West Berlin -- with economic recession, unemployment, and a body of foreigners that already constitutes more than 10 percent of the population -- is again groping for ways to handle the flood of immigrants.

The diversity enriches the city, as the ubiquitous Turkish groceries and restaurants attest. But the rapidly growing influx of new asylum seekers -- 600 in May, 1,600 in June, close to 2,000 in July -- also burdens that welfare budget and could strain the social tolerance of Germans used to living in an overwhelming German city.

At present there are 10,000 and 12,000 asylum applicants in West Berlin, of five times the number of beds in refugee homes the city maintains. Schools and empty buildings have had to be requisitioned to house the newcomers, and West Berlin is even planning to build camps to take the overflow.

Four years ago the long lines outside the aliens' registration office began worrying West Berlin.

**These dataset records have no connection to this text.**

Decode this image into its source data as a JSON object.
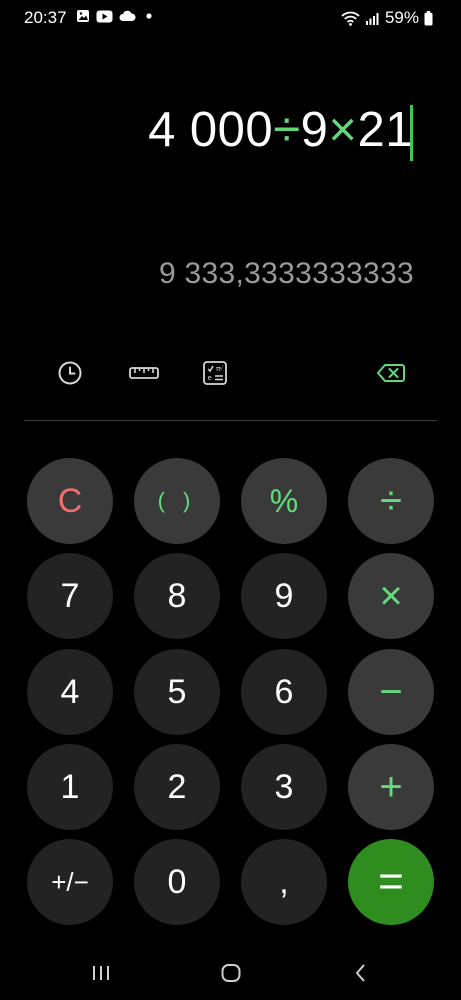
{
  "status_bar": {
    "time": "20:37",
    "left_icons": [
      "gallery-icon",
      "youtube-icon",
      "cloud-icon",
      "dot-icon"
    ],
    "right_icons": [
      "wifi-icon",
      "signal-icon",
      "battery-icon"
    ],
    "battery_percent": "59%"
  },
  "display": {
    "expression_parts": [
      {
        "text": "4 000",
        "kind": "number"
      },
      {
        "text": "÷",
        "kind": "operator"
      },
      {
        "text": "9",
        "kind": "number"
      },
      {
        "text": "×",
        "kind": "operator"
      },
      {
        "text": "21",
        "kind": "number"
      }
    ],
    "result": "9 333,3333333333"
  },
  "tools": {
    "history_icon": "clock-icon",
    "unit_converter_icon": "ruler-icon",
    "scientific_icon": "scientific-calculator-icon",
    "backspace_icon": "backspace-icon"
  },
  "keypad": {
    "row1": [
      "C",
      "( )",
      "%",
      "÷"
    ],
    "row2": [
      "7",
      "8",
      "9",
      "×"
    ],
    "row3": [
      "4",
      "5",
      "6",
      "−"
    ],
    "row4": [
      "1",
      "2",
      "3",
      "+"
    ],
    "row5": [
      "+/−",
      "0",
      ",",
      "="
    ]
  },
  "colors": {
    "background": "#000000",
    "key": "#232323",
    "function_key": "#3a3a3a",
    "accent_green": "#64dc7c",
    "clear_red": "#f06e6e",
    "equals_bg": "#2f8d1f",
    "result_gray": "#9a9a9a"
  },
  "navbar": {
    "icons": [
      "recent-apps-icon",
      "home-icon",
      "back-icon"
    ]
  }
}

In a nation haunted by the memory of rejection of Hitler's dispossessed Jews by one country after another, the right of asylum was a central one, enshrined in the Constitution. But it led to growing problems for the host cities.

As the liberality of West German asylum became known, especially among Pakistanis, many would-be immigrants began coming here seeking not a new political, but a new economic, life. This at least was the finding of administrators and judges, who disqualified almost 85 percent of applicants.

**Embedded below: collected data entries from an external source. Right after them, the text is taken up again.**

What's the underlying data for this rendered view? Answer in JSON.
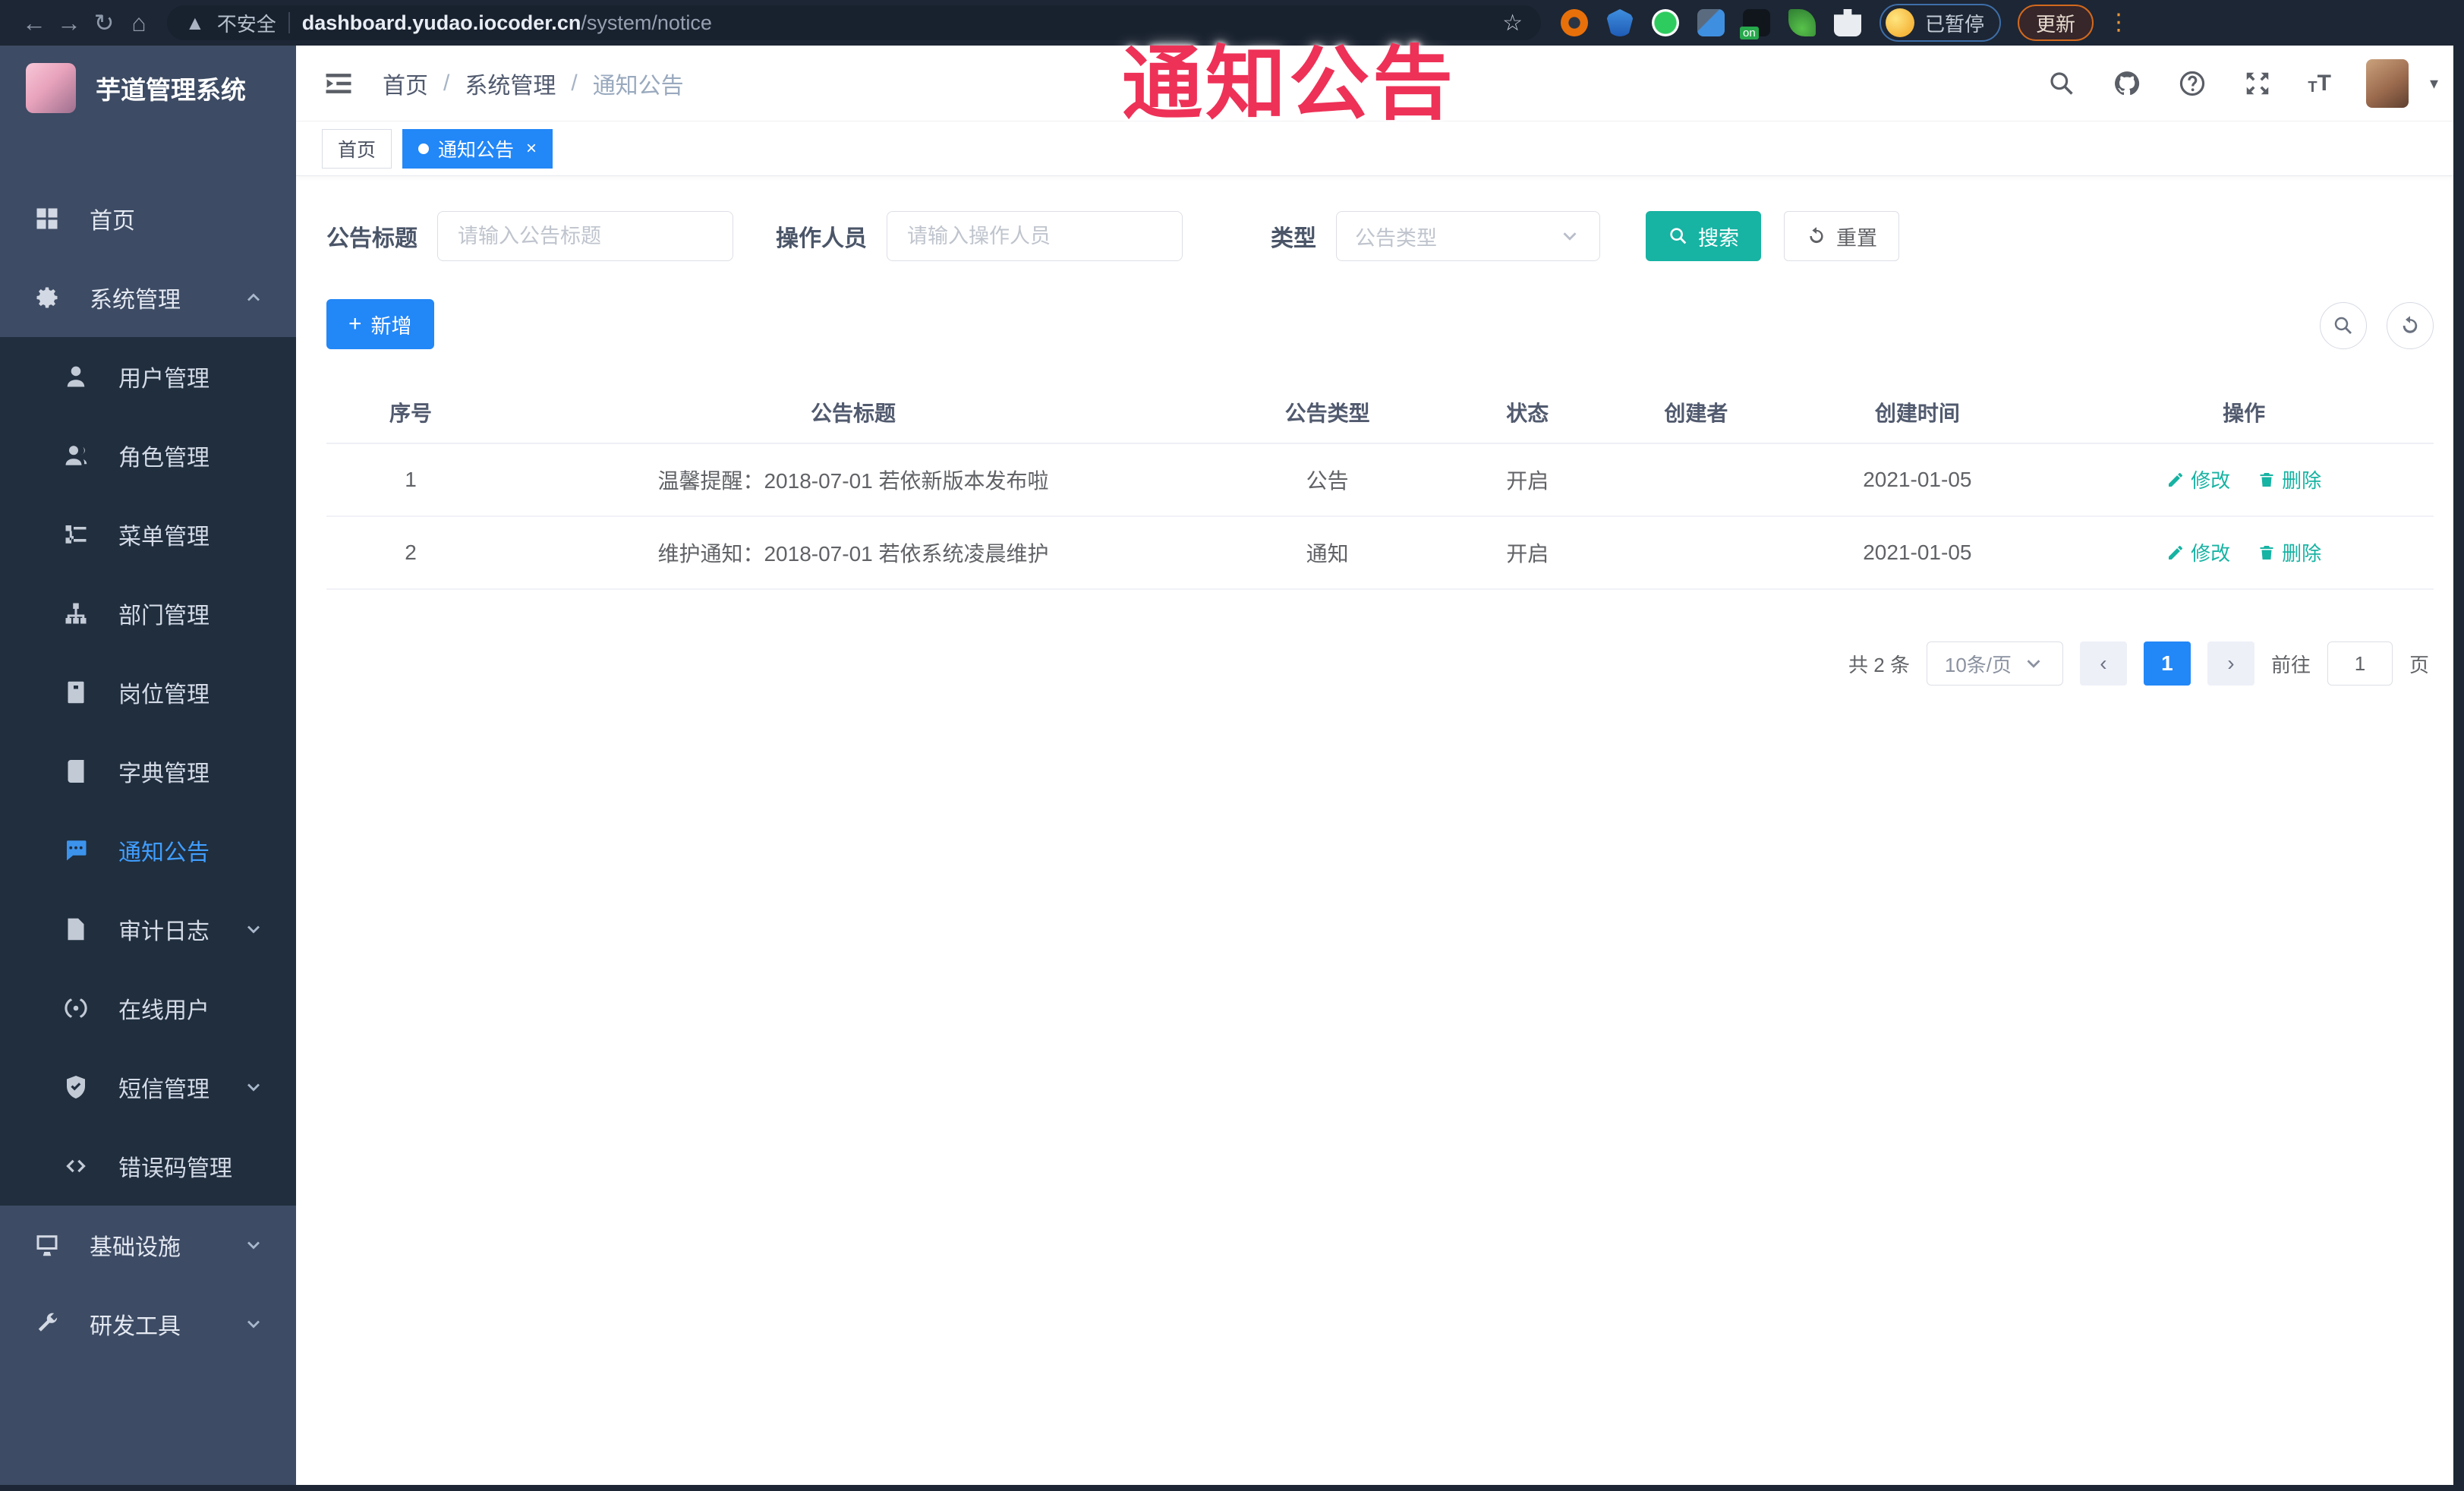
{
  "browser": {
    "security_label": "不安全",
    "url_host": "dashboard.yudao.iocoder.cn",
    "url_path": "/system/notice",
    "paused_label": "已暂停",
    "update_label": "更新"
  },
  "overlay": {
    "title": "通知公告",
    "color": "#ee3157"
  },
  "sidebar": {
    "app_title": "芋道管理系统",
    "menu": [
      {
        "key": "home",
        "label": "首页",
        "icon": "home-icon",
        "level": "top"
      },
      {
        "key": "system",
        "label": "系统管理",
        "icon": "gear-icon",
        "level": "top",
        "arrow": "up"
      },
      {
        "key": "user-mgmt",
        "label": "用户管理",
        "icon": "user-icon",
        "level": "sub"
      },
      {
        "key": "role-mgmt",
        "label": "角色管理",
        "icon": "users-icon",
        "level": "sub"
      },
      {
        "key": "menu-mgmt",
        "label": "菜单管理",
        "icon": "menu-tree-icon",
        "level": "sub"
      },
      {
        "key": "dept-mgmt",
        "label": "部门管理",
        "icon": "org-icon",
        "level": "sub"
      },
      {
        "key": "post-mgmt",
        "label": "岗位管理",
        "icon": "badge-icon",
        "level": "sub"
      },
      {
        "key": "dict-mgmt",
        "label": "字典管理",
        "icon": "book-icon",
        "level": "sub"
      },
      {
        "key": "notice",
        "label": "通知公告",
        "icon": "message-icon",
        "level": "sub",
        "active": true
      },
      {
        "key": "audit-log",
        "label": "审计日志",
        "icon": "log-icon",
        "level": "sub",
        "arrow": "down"
      },
      {
        "key": "online-user",
        "label": "在线用户",
        "icon": "online-icon",
        "level": "sub"
      },
      {
        "key": "sms-mgmt",
        "label": "短信管理",
        "icon": "shield-icon",
        "level": "sub",
        "arrow": "down"
      },
      {
        "key": "errcode-mgmt",
        "label": "错误码管理",
        "icon": "code-icon",
        "level": "sub"
      },
      {
        "key": "infra",
        "label": "基础设施",
        "icon": "monitor-icon",
        "level": "top",
        "arrow": "down"
      },
      {
        "key": "dev-tools",
        "label": "研发工具",
        "icon": "tools-icon",
        "level": "top",
        "arrow": "down"
      }
    ]
  },
  "header": {
    "breadcrumb": [
      "首页",
      "系统管理",
      "通知公告"
    ]
  },
  "tags": [
    {
      "label": "首页",
      "active": false
    },
    {
      "label": "通知公告",
      "active": true,
      "closable": true
    }
  ],
  "filters": {
    "title_label": "公告标题",
    "title_placeholder": "请输入公告标题",
    "operator_label": "操作人员",
    "operator_placeholder": "请输入操作人员",
    "type_label": "类型",
    "type_placeholder": "公告类型",
    "search_label": "搜索",
    "reset_label": "重置"
  },
  "toolbar": {
    "add_label": "新增"
  },
  "table": {
    "headers": [
      "序号",
      "公告标题",
      "公告类型",
      "状态",
      "创建者",
      "创建时间",
      "操作"
    ],
    "col_widths": [
      "8%",
      "34%",
      "11%",
      "8%",
      "8%",
      "13%",
      "18%"
    ],
    "edit_label": "修改",
    "delete_label": "删除",
    "rows": [
      {
        "no": "1",
        "title": "温馨提醒：2018-07-01 若依新版本发布啦",
        "type": "公告",
        "status": "开启",
        "creator": "",
        "created": "2021-01-05"
      },
      {
        "no": "2",
        "title": "维护通知：2018-07-01 若依系统凌晨维护",
        "type": "通知",
        "status": "开启",
        "creator": "",
        "created": "2021-01-05"
      }
    ]
  },
  "pagination": {
    "total_label": "共 2 条",
    "page_size": "10条/页",
    "current_page": "1",
    "goto_label": "前往",
    "goto_value": "1",
    "page_unit": "页"
  },
  "colors": {
    "primary_blue": "#2287f7",
    "teal_accent": "#17b3a3",
    "sidebar_bg": "#3d4b64",
    "submenu_bg": "#202e3e",
    "active_menu_link": "#409eff",
    "overlay_red": "#ee3157",
    "browser_bar_bg": "#1d2634"
  }
}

West Berlin quickly became a favorite point of entry, since Asians could get cheap flights to East Berlin via Moscow, then simply take the subway to the land of promise. A regular business sprang up, with agents getting a $1,600 "commission" for procuring plane tickets and personal documents. Applicants could count on West German welfare payments and could stay in this country until their cases were decided -- a process that with appeals could easily take six years.

The numbers swelled. The 16,400 asylum seekers of 1977 jumped to 107,800 last year in West Germany as a whole. West Germany stanched the flow somewhat by requiring visas for Turks, Indians, Bangladeshi, and some other citizens and banning employment for newcomers for 12 months.

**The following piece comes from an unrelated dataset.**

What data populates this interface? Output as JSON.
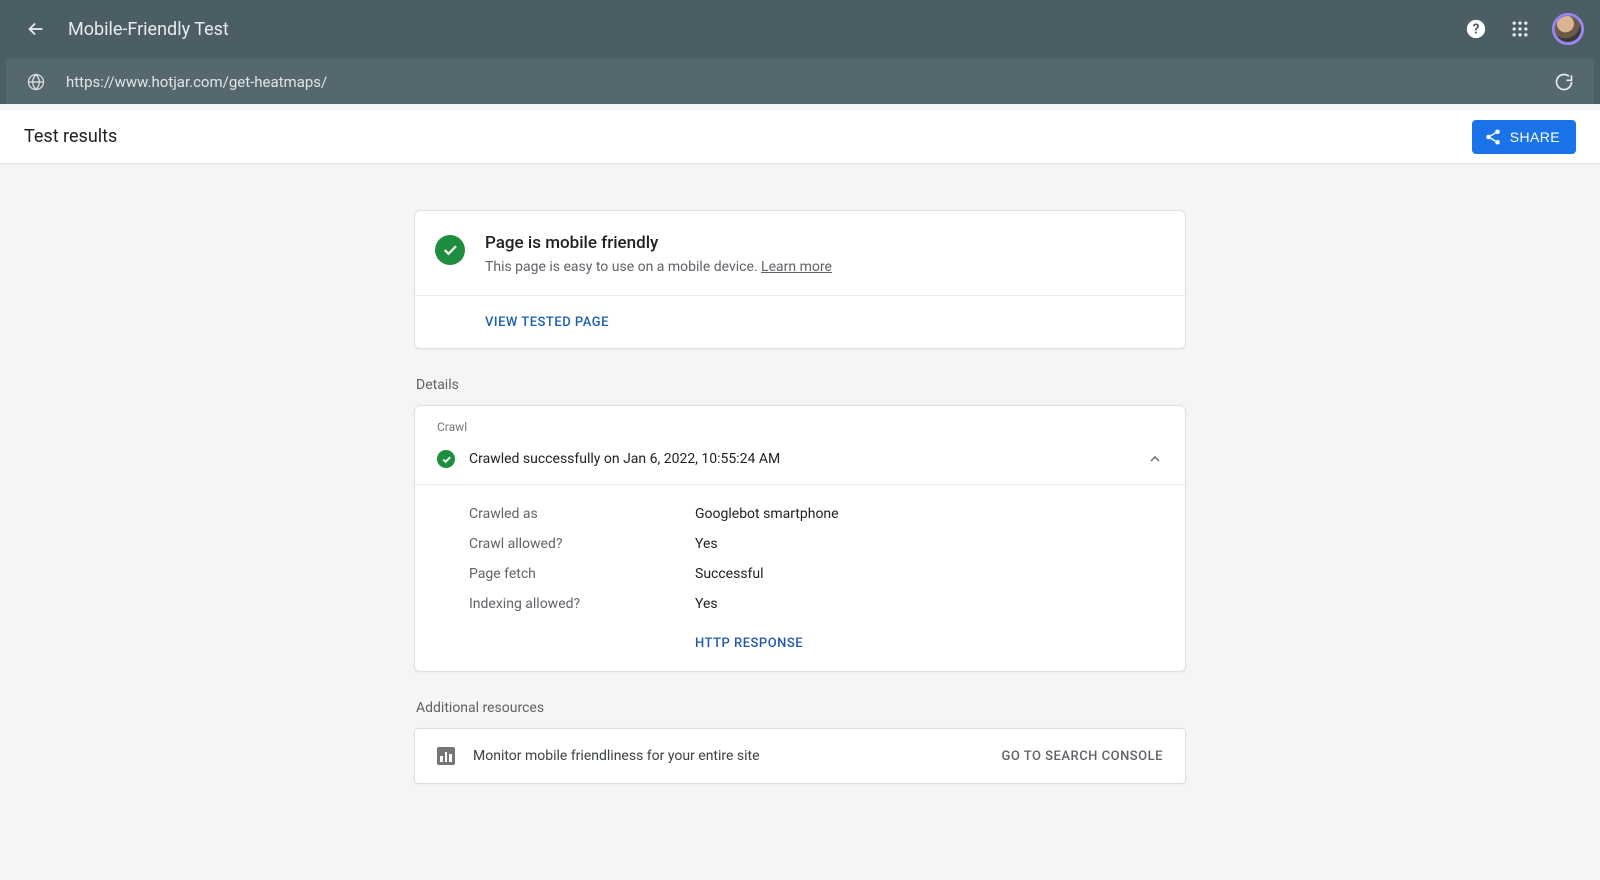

And for a time West Berlin stanched its own flow by instituting a quick screening process to separate the real political refugees from the most obvious economic refugees. Those who were clearly ineligible for political asylum were deported to their home countries with a free air ticket and $100 cash. The middlemen got the message, and the influx of newcomers slowed.

In May of this year, however, the West German Federal Constitutional (Supreme) Court declared fast screening unconstitutional in the absence of any federal law authorizing the practice. This news spread rapidly, and with no new law likely before the end of this year, West Berlin is experiencing a new deluge of would-be immigrants.

This time the Sri Lankans -- usually coming from the Tamil minority -- are the most numerous. They are followed by Pakistanis, Ghanaians, and Arabs.

A new category of refugees that could increase, given current hardship at home, is Poles. The numbers are still relatively low, 600 in the first five mon ths of 1981 (up from 400 in the entire year of 1980).